Francesca Woodman e gli altri. Sei fotografi per un gallerista

15 Agosto 2014


Il suo mestiere, semplificando all’estremo, è quello di vendere opere d’arte. Ma non è un gallerista come tutti, Massimo Minini. È da quarant’anni, da quando cioè ha cominciato l’attività nella sua Brescia, una figura di assoluto riferimento per l’arte la scena contemporanea in Italia: un filosofo e un curatore, un autentico intellettuale. E anche, ovviamente, un collezionista. Come abbiamo avuto occasione di osservare, recentemente, con la grande mostra allestita alla Triennale di Milano. Come ci conferma oggi un altro piccolo grande progetto.

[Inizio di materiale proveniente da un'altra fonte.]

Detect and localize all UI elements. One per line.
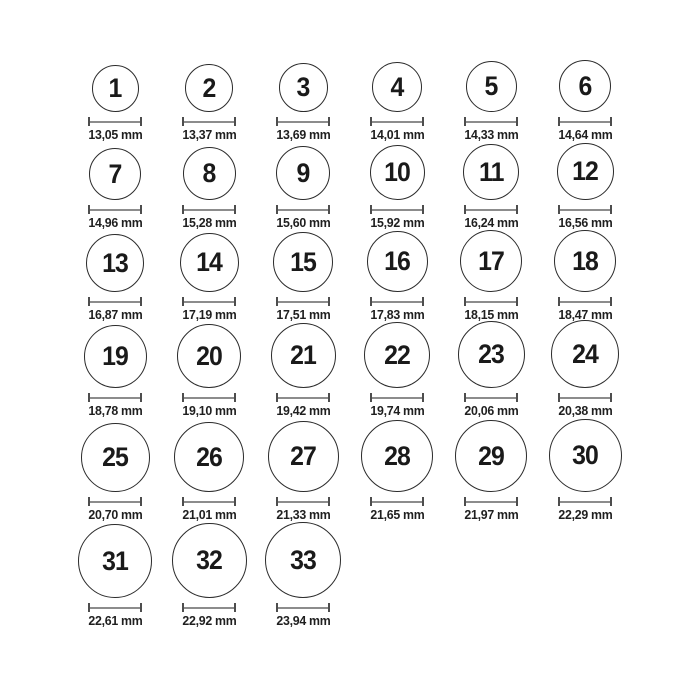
diameter-ruler [88, 205, 142, 214]
ruler-left-tick-icon [182, 393, 184, 402]
diameter-label: 21,97 mm [463, 507, 519, 523]
ruler-left-tick-icon [464, 297, 466, 306]
ruler-right-tick-icon [234, 297, 236, 306]
ring-size-number: 4 [390, 71, 404, 102]
ring-size-cell [256, 146, 350, 231]
ring-size-number: 12 [572, 156, 598, 187]
ruler-right-tick-icon [140, 393, 142, 402]
ring-size-cell [256, 522, 350, 629]
diameter-label: 18,15 mm [463, 307, 519, 323]
ring-size-cell [444, 230, 538, 323]
diameter-label: 18,78 mm [87, 403, 143, 419]
ring-size-cell [350, 420, 444, 523]
ruler-left-tick-icon [88, 297, 90, 306]
ruler-line [558, 501, 612, 503]
ring-size-number: 32 [196, 545, 222, 576]
diameter-ruler [370, 205, 424, 214]
ruler-right-tick-icon [140, 117, 142, 126]
ruler-right-tick-icon [234, 603, 236, 612]
diameter-label: 19,10 mm [181, 403, 237, 419]
diameter-label: 19,42 mm [275, 403, 331, 419]
ruler-line [276, 607, 330, 609]
ring-size-cell [68, 325, 162, 419]
ring-size-cell [162, 324, 256, 419]
ring-size-cell [538, 320, 632, 419]
ruler-right-tick-icon [328, 297, 330, 306]
ring-size-number: 5 [484, 71, 498, 102]
ring-circle [554, 230, 616, 292]
ruler-right-tick-icon [328, 497, 330, 506]
ring-size-cell [256, 63, 350, 143]
ruler-right-tick-icon [610, 297, 612, 306]
ring-size-number: 22 [384, 339, 410, 370]
chart-row [68, 143, 632, 231]
ruler-left-tick-icon [88, 603, 90, 612]
ruler-left-tick-icon [276, 603, 278, 612]
diameter-label: 15,60 mm [275, 215, 331, 231]
ring-size-cell [68, 148, 162, 231]
ring-size-number: 30 [572, 440, 598, 471]
ruler-right-tick-icon [422, 393, 424, 402]
ruler-right-tick-icon [610, 497, 612, 506]
ring-size-cell [162, 64, 256, 143]
chart-row [68, 323, 632, 419]
ruler-right-tick-icon [516, 205, 518, 214]
diameter-ruler [276, 603, 330, 612]
ruler-left-tick-icon [370, 297, 372, 306]
ruler-right-tick-icon [516, 393, 518, 402]
ring-size-cell [68, 423, 162, 523]
ring-size-cell [256, 323, 350, 419]
ruler-left-tick-icon [464, 205, 466, 214]
diameter-label: 17,19 mm [181, 307, 237, 323]
diameter-label: 20,06 mm [463, 403, 519, 419]
diameter-label: 16,24 mm [463, 215, 519, 231]
ruler-line [558, 121, 612, 123]
diameter-label: 14,64 mm [557, 127, 613, 143]
ruler-line [88, 607, 142, 609]
diameter-ruler [276, 205, 330, 214]
ruler-line [464, 397, 518, 399]
diameter-ruler [276, 497, 330, 506]
ring-circle [86, 234, 144, 292]
ring-size-number: 26 [196, 441, 222, 472]
ring-size-number: 25 [102, 442, 128, 473]
diameter-ruler [370, 497, 424, 506]
ruler-left-tick-icon [276, 393, 278, 402]
diameter-label: 14,33 mm [463, 127, 519, 143]
ruler-line [276, 397, 330, 399]
diameter-ruler [182, 205, 236, 214]
ruler-line [182, 301, 236, 303]
ring-size-cell [162, 523, 256, 629]
ring-size-chart [68, 0, 632, 629]
diameter-label: 16,56 mm [557, 215, 613, 231]
ruler-right-tick-icon [516, 117, 518, 126]
ring-size-number: 24 [572, 338, 598, 369]
ring-circle [551, 320, 619, 388]
ruler-left-tick-icon [182, 117, 184, 126]
diameter-label: 20,38 mm [557, 403, 613, 419]
diameter-ruler [276, 393, 330, 402]
ruler-right-tick-icon [140, 603, 142, 612]
ring-size-cell [68, 234, 162, 323]
diameter-ruler [464, 497, 518, 506]
ruler-right-tick-icon [422, 117, 424, 126]
diameter-ruler [276, 297, 330, 306]
ruler-left-tick-icon [182, 297, 184, 306]
ring-size-cell [68, 65, 162, 143]
ruler-left-tick-icon [464, 117, 466, 126]
diameter-ruler [182, 393, 236, 402]
ruler-line [182, 607, 236, 609]
ring-circle [81, 423, 150, 492]
ruler-line [88, 501, 142, 503]
diameter-ruler [558, 297, 612, 306]
ruler-line [88, 397, 142, 399]
ruler-left-tick-icon [276, 205, 278, 214]
ring-size-cell [350, 145, 444, 231]
ring-size-cell [68, 524, 162, 629]
ring-circle [84, 325, 147, 388]
ruler-right-tick-icon [422, 497, 424, 506]
ruler-right-tick-icon [234, 117, 236, 126]
ring-size-number: 27 [290, 441, 316, 472]
ruler-left-tick-icon [182, 603, 184, 612]
diameter-label: 13,69 mm [275, 127, 331, 143]
ruler-line [182, 501, 236, 503]
diameter-label: 22,61 mm [87, 613, 143, 629]
ring-size-number: 9 [296, 157, 310, 188]
ruler-line [558, 209, 612, 211]
ring-size-cell [162, 422, 256, 523]
ruler-right-tick-icon [140, 205, 142, 214]
ruler-line [276, 209, 330, 211]
diameter-label: 20,70 mm [87, 507, 143, 523]
ruler-line [370, 397, 424, 399]
ring-size-number: 21 [290, 340, 316, 371]
ruler-left-tick-icon [182, 497, 184, 506]
ruler-left-tick-icon [88, 497, 90, 506]
diameter-ruler [558, 497, 612, 506]
ruler-right-tick-icon [422, 205, 424, 214]
ring-circle [92, 65, 139, 112]
ring-circle [89, 148, 141, 200]
ruler-left-tick-icon [558, 297, 560, 306]
ring-size-cell [350, 62, 444, 143]
ruler-left-tick-icon [558, 497, 560, 506]
ruler-left-tick-icon [558, 117, 560, 126]
ring-size-number: 18 [572, 245, 598, 276]
ring-size-number: 19 [102, 341, 128, 372]
ring-circle [172, 523, 247, 598]
ruler-line [370, 209, 424, 211]
diameter-ruler [182, 297, 236, 306]
ring-size-cell [444, 420, 538, 523]
diameter-ruler [464, 297, 518, 306]
diameter-label: 17,83 mm [369, 307, 425, 323]
ruler-left-tick-icon [370, 497, 372, 506]
ruler-line [182, 209, 236, 211]
ring-size-cell [444, 61, 538, 143]
diameter-label: 15,92 mm [369, 215, 425, 231]
ring-size-number: 6 [578, 70, 592, 101]
diameter-ruler [88, 603, 142, 612]
ruler-right-tick-icon [516, 497, 518, 506]
diameter-label: 18,47 mm [557, 307, 613, 323]
diameter-ruler [88, 497, 142, 506]
diameter-label: 17,51 mm [275, 307, 331, 323]
diameter-label: 22,92 mm [181, 613, 237, 629]
ruler-right-tick-icon [610, 117, 612, 126]
diameter-ruler [464, 393, 518, 402]
ring-circle [559, 60, 611, 112]
ruler-line [558, 301, 612, 303]
diameter-ruler [370, 393, 424, 402]
ruler-line [182, 397, 236, 399]
diameter-ruler [182, 117, 236, 126]
ring-size-cell [162, 233, 256, 323]
diameter-label: 14,96 mm [87, 215, 143, 231]
ruler-line [370, 501, 424, 503]
diameter-ruler [88, 393, 142, 402]
ring-size-cell [444, 321, 538, 419]
ruler-left-tick-icon [88, 117, 90, 126]
ruler-line [464, 501, 518, 503]
diameter-label: 14,01 mm [369, 127, 425, 143]
diameter-ruler [370, 297, 424, 306]
ruler-left-tick-icon [558, 205, 560, 214]
ruler-right-tick-icon [328, 393, 330, 402]
ruler-left-tick-icon [88, 205, 90, 214]
ring-circle [265, 522, 341, 598]
ruler-left-tick-icon [182, 205, 184, 214]
ring-circle [372, 62, 422, 112]
ring-circle [180, 233, 239, 292]
ruler-right-tick-icon [234, 205, 236, 214]
chart-row [68, 231, 632, 323]
ruler-line [88, 121, 142, 123]
ruler-line [276, 121, 330, 123]
ring-circle [455, 420, 527, 492]
ruler-line [464, 121, 518, 123]
ring-size-cell [538, 419, 632, 523]
ring-size-cell [538, 60, 632, 143]
diameter-label: 21,33 mm [275, 507, 331, 523]
ring-size-number: 17 [478, 245, 504, 276]
diameter-ruler [88, 297, 142, 306]
ring-size-cell [350, 231, 444, 323]
ruler-left-tick-icon [88, 393, 90, 402]
ruler-left-tick-icon [276, 497, 278, 506]
ring-size-cell [162, 147, 256, 231]
diameter-label: 13,05 mm [87, 127, 143, 143]
ruler-right-tick-icon [328, 205, 330, 214]
ruler-line [464, 209, 518, 211]
ring-circle [78, 524, 152, 598]
ring-circle [174, 422, 244, 492]
ring-circle [458, 321, 525, 388]
ring-circle [276, 146, 330, 200]
ruler-left-tick-icon [464, 497, 466, 506]
ring-size-cell [256, 421, 350, 523]
ring-size-number: 20 [196, 340, 222, 371]
ruler-line [88, 209, 142, 211]
ring-circle [370, 145, 425, 200]
ruler-right-tick-icon [610, 205, 612, 214]
ruler-right-tick-icon [234, 497, 236, 506]
ruler-left-tick-icon [558, 393, 560, 402]
ruler-line [370, 121, 424, 123]
ring-size-cell [538, 230, 632, 323]
ruler-right-tick-icon [140, 497, 142, 506]
ring-size-number: 11 [478, 156, 504, 187]
ruler-left-tick-icon [464, 393, 466, 402]
ring-circle [463, 144, 519, 200]
ring-size-number: 31 [102, 545, 128, 576]
chart-row [68, 419, 632, 523]
ruler-right-tick-icon [610, 393, 612, 402]
ring-size-number: 28 [384, 440, 410, 471]
ring-circle [361, 420, 433, 492]
ring-size-cell [350, 322, 444, 419]
ruler-left-tick-icon [276, 117, 278, 126]
ring-circle [268, 421, 339, 492]
diameter-ruler [464, 205, 518, 214]
ring-circle [177, 324, 241, 388]
ring-size-number: 10 [384, 157, 410, 188]
ring-size-number: 16 [384, 246, 410, 277]
ring-circle [183, 147, 236, 200]
diameter-ruler [370, 117, 424, 126]
ring-size-number: 2 [202, 72, 216, 103]
ring-size-number: 3 [296, 72, 310, 103]
ring-size-cell [444, 144, 538, 231]
ring-circle [549, 419, 622, 492]
ruler-line [558, 397, 612, 399]
diameter-ruler [182, 603, 236, 612]
diameter-ruler [88, 117, 142, 126]
diameter-ruler [558, 205, 612, 214]
diameter-label: 21,01 mm [181, 507, 237, 523]
ring-circle [364, 322, 430, 388]
diameter-label: 13,37 mm [181, 127, 237, 143]
diameter-label: 23,94 mm [275, 613, 331, 629]
ruler-line [370, 301, 424, 303]
ruler-right-tick-icon [140, 297, 142, 306]
ring-circle [367, 231, 428, 292]
diameter-ruler [464, 117, 518, 126]
ruler-line [464, 301, 518, 303]
ring-size-number: 14 [196, 247, 222, 278]
ring-size-number: 23 [478, 339, 504, 370]
ring-size-number: 33 [290, 544, 316, 575]
ring-circle [273, 232, 333, 292]
ring-circle [460, 230, 522, 292]
ruler-left-tick-icon [276, 297, 278, 306]
ring-size-number: 15 [290, 246, 316, 277]
ring-circle [466, 61, 517, 112]
diameter-label: 22,29 mm [557, 507, 613, 523]
ring-size-number: 1 [108, 73, 122, 104]
diameter-ruler [558, 117, 612, 126]
ring-size-number: 13 [102, 247, 128, 278]
diameter-ruler [182, 497, 236, 506]
ring-size-number: 29 [478, 440, 504, 471]
ring-circle [279, 63, 328, 112]
ruler-line [182, 121, 236, 123]
chart-row [68, 523, 632, 629]
ruler-left-tick-icon [370, 117, 372, 126]
ruler-right-tick-icon [328, 117, 330, 126]
diameter-ruler [276, 117, 330, 126]
ruler-line [276, 501, 330, 503]
ring-size-cell [256, 232, 350, 323]
ruler-right-tick-icon [234, 393, 236, 402]
ruler-line [276, 301, 330, 303]
ring-circle [557, 143, 614, 200]
diameter-label: 19,74 mm [369, 403, 425, 419]
ruler-right-tick-icon [328, 603, 330, 612]
ring-circle [185, 64, 233, 112]
ruler-line [88, 301, 142, 303]
ring-size-number: 7 [108, 158, 122, 189]
diameter-label: 21,65 mm [369, 507, 425, 523]
diameter-label: 15,28 mm [181, 215, 237, 231]
ring-size-number: 8 [202, 158, 216, 189]
ring-size-cell [538, 143, 632, 231]
ruler-right-tick-icon [422, 297, 424, 306]
ruler-left-tick-icon [370, 205, 372, 214]
chart-row [68, 0, 632, 143]
ring-circle [271, 323, 336, 388]
diameter-ruler [558, 393, 612, 402]
diameter-label: 16,87 mm [87, 307, 143, 323]
ruler-right-tick-icon [516, 297, 518, 306]
ruler-left-tick-icon [370, 393, 372, 402]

La location, meno famosa ma altrettanto affascinante, è quella di Palazzo Barbò: una dimora storica vecchia di quattro secoli, stupendamente affrescata da Bernardino Campi nello sperduto Torre Pallavicina, borgo agricolo di pianura all’incrocio tra i territori di Bergamo, Brescia e Cremona. È qui che fino al 30 agosto restano allestite le Sei camere chiare  ideate da Angela Madesani, curatrice attenta nel leggere la collezione di fotografie raccolte negli anni da Minini.

In ognuno dei sei ambienti scelti per l’esposizione si dipana il lavoro di un artista, nel delicato inedito rapporto tra la meraviglia di un contesto fortemente caratterizzato e le specificità di ciascuna parabola espressiva. Partendo dagli effetti retrò dei nudi artistici con cui Wilhelm von Glöden immortalava acconciati da personaggi mitologici, nella Sicilia di fine Ottocento, giovani carusi e umili pastori.

Alla poesia del corpo guarda anche Francesca Woodman (nella foto), enigmatica e insondabile; mentre in età fascista Ghitta Carell fissa su pellicola sguardi e volti di una middle-class inquieta. Dalle forme poetiche di Georges Van Tongerloo agli altri ritratti di Julia Margareth Cameron si arriva, in fine, ai paesaggi italiani di Luigi Ghirri. Paziente testimonianza di un Paese che stenta a riconoscere se stesso.